Saturday, September 27, 2008

80w. SoHo Historic District

A.K.A.: SoHo-Cast Iron Historic District
Location: roughly bounded by West Broadway, Houston, Crosby, and Canal Streets
Built: from early 1800s to today; most cast-irons date from 1870s
Architects: multiple
National Register Number: 78001883
Listed: June 29, 1978
Visited: June 21, 24, and 26; August 8 and 31, 2008
Additional Information: LPC Landmark Designation Report

The Little Singer Building

Balconies encourage contemplation, not industriousness.

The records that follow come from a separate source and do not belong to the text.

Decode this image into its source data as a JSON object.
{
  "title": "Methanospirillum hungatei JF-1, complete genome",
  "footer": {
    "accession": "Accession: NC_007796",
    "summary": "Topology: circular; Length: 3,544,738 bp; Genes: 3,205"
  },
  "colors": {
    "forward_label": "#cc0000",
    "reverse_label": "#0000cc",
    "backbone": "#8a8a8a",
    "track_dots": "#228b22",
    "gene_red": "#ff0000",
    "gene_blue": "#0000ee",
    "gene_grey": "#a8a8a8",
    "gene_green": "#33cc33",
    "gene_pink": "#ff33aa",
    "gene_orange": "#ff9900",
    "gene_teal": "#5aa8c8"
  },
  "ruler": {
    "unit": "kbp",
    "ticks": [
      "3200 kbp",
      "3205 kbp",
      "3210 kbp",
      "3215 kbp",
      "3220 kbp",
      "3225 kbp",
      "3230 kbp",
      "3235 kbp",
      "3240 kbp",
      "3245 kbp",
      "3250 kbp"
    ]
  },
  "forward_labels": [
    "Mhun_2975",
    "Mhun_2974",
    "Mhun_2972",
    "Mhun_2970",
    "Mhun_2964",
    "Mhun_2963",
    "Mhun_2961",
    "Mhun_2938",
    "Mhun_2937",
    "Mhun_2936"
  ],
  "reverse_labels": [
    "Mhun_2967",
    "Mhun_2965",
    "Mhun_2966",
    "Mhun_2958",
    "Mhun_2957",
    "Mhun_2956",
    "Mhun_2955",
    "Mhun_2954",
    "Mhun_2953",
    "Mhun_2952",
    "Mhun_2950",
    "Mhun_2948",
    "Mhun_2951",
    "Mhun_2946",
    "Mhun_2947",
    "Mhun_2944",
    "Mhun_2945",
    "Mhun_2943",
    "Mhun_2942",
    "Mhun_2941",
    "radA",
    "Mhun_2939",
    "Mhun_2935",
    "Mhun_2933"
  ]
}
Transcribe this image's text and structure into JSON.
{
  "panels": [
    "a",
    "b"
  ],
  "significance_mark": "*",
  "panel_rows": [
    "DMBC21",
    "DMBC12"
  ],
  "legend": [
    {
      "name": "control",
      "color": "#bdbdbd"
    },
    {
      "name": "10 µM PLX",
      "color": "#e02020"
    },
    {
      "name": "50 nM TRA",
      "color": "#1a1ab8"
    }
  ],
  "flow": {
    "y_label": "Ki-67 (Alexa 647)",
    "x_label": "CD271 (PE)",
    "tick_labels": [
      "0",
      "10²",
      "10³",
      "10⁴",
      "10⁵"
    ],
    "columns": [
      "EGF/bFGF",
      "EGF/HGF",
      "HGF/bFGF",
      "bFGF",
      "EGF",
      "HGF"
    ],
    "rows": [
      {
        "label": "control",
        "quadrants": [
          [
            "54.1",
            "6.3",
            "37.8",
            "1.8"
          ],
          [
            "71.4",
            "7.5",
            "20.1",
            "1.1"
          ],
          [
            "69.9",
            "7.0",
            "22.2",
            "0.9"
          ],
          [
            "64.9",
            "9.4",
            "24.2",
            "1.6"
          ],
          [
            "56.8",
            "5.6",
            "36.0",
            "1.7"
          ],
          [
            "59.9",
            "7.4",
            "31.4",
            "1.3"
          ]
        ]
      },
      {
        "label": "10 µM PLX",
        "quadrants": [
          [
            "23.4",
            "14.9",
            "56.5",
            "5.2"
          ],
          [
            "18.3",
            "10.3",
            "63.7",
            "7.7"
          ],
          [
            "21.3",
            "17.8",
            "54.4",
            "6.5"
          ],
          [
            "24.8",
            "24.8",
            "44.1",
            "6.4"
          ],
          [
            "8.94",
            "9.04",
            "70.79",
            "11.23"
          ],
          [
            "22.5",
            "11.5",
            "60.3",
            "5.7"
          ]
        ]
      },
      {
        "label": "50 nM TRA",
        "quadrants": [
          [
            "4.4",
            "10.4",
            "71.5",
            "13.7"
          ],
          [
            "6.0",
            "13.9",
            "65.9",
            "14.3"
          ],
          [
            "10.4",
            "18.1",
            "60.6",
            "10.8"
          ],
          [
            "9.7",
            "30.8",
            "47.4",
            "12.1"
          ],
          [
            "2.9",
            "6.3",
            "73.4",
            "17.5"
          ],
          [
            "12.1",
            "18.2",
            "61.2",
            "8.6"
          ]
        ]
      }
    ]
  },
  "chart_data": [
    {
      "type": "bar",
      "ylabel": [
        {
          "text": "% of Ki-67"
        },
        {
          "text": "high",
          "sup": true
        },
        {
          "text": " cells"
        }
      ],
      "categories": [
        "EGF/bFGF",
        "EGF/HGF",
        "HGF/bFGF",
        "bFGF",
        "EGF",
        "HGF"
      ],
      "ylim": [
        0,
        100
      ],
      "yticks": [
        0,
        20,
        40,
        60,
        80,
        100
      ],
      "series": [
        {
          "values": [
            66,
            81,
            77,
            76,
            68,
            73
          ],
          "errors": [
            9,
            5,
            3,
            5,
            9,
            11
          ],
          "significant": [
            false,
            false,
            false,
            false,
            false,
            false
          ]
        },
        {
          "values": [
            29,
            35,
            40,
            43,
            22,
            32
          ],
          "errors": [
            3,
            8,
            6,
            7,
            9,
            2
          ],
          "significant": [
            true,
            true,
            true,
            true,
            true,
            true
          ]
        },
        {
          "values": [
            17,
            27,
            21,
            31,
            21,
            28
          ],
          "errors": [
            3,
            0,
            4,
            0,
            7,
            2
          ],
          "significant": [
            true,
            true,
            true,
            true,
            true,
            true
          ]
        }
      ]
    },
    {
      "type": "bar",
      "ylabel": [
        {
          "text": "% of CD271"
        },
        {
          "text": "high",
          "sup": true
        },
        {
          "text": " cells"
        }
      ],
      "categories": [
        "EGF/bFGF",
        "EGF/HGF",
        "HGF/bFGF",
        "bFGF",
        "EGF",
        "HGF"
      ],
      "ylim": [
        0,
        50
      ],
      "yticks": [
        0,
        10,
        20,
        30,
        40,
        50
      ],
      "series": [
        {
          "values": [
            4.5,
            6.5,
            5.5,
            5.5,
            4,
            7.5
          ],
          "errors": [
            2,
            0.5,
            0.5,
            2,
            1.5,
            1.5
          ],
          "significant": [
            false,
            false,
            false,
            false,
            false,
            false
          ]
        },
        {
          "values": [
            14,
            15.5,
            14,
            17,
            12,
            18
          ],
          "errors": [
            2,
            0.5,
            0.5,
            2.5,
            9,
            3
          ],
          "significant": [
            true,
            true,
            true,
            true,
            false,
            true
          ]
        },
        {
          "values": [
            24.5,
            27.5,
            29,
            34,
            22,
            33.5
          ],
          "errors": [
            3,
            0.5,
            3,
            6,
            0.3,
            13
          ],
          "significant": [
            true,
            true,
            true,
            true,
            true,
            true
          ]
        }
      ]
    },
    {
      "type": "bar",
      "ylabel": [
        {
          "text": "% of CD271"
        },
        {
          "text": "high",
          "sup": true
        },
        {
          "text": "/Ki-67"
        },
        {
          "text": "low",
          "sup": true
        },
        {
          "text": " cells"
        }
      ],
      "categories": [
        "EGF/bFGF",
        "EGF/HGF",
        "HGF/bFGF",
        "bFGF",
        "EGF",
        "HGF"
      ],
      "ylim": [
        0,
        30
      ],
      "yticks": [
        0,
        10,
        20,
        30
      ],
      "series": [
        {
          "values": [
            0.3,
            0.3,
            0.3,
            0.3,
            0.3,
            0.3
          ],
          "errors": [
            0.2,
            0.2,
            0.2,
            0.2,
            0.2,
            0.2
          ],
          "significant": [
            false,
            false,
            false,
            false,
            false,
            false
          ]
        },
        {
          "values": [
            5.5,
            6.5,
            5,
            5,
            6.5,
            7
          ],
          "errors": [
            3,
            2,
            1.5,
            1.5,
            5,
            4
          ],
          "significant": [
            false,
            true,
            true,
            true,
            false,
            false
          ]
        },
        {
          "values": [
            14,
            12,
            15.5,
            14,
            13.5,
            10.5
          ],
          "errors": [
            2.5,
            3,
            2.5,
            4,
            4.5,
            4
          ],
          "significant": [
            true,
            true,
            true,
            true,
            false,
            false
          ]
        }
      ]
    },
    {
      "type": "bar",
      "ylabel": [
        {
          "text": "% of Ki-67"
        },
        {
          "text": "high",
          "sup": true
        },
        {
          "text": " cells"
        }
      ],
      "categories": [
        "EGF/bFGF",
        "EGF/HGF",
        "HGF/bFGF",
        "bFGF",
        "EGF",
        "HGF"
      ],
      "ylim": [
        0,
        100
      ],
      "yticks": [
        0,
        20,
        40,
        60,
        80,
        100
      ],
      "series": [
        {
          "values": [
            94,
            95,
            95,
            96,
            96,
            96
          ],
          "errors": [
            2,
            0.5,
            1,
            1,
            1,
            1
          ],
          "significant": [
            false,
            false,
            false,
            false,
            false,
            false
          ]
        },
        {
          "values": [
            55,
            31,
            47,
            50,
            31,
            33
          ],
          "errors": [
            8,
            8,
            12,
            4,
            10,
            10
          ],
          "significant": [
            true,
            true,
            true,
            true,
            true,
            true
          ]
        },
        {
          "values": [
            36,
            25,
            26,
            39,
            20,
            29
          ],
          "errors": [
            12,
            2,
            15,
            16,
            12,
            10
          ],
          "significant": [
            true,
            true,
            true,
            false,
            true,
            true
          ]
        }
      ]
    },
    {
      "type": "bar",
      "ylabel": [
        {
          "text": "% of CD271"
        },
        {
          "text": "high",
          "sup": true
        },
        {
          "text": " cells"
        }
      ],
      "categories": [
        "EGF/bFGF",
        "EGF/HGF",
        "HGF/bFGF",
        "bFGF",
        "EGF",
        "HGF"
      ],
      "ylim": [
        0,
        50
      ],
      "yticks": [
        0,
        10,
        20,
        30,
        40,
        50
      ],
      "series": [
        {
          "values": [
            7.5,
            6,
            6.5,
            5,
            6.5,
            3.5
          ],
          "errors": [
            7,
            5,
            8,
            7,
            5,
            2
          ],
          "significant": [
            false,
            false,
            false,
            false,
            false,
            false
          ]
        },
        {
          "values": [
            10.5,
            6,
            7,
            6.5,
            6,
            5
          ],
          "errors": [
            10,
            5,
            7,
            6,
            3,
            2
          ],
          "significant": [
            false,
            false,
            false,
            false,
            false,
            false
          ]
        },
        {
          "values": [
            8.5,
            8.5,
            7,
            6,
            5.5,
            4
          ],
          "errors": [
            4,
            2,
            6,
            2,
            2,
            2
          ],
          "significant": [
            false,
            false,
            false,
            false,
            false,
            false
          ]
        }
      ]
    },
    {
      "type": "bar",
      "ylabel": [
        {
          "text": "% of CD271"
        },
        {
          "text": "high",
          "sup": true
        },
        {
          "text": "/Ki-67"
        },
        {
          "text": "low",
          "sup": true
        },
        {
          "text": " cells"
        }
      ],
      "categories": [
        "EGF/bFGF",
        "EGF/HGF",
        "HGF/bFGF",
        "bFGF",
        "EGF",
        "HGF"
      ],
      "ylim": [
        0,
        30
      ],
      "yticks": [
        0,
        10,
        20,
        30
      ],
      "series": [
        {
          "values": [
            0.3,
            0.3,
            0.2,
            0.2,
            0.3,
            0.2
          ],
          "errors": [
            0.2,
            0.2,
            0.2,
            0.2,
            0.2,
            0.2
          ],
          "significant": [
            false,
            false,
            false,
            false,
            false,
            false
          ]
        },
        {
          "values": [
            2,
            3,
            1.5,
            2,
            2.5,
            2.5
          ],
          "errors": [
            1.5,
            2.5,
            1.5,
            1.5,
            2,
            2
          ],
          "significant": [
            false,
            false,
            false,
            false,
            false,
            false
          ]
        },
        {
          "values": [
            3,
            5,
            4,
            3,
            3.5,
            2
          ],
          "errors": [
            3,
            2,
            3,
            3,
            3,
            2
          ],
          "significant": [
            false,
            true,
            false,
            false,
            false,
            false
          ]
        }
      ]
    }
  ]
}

The Little Singer Building (Ernest Flagg, 1904), then, is the damnedest thing: a commercial building with balconies for nearly every floor. And each is framed by the Christmas colors of green wrought-iron railings and red terra-cotta. Who could've frequented these balconies but the Sad Gatsbys of the sewing machine world, musing upon the Broadway homunculi below or flicking ash into the air during a midday smoking break? Except no. Christopher Gray says it was used as a "product showroom" for Singer(perhaps looking something like this showroom in Bangalore, right down to the machines themselves) and was otherwise "...fully occupied by underwear, infant clothing and related industries" when it opened in 1904. So homely. Yet even in a neighborhood of extraordinary fancifulness, remarkably fanciful.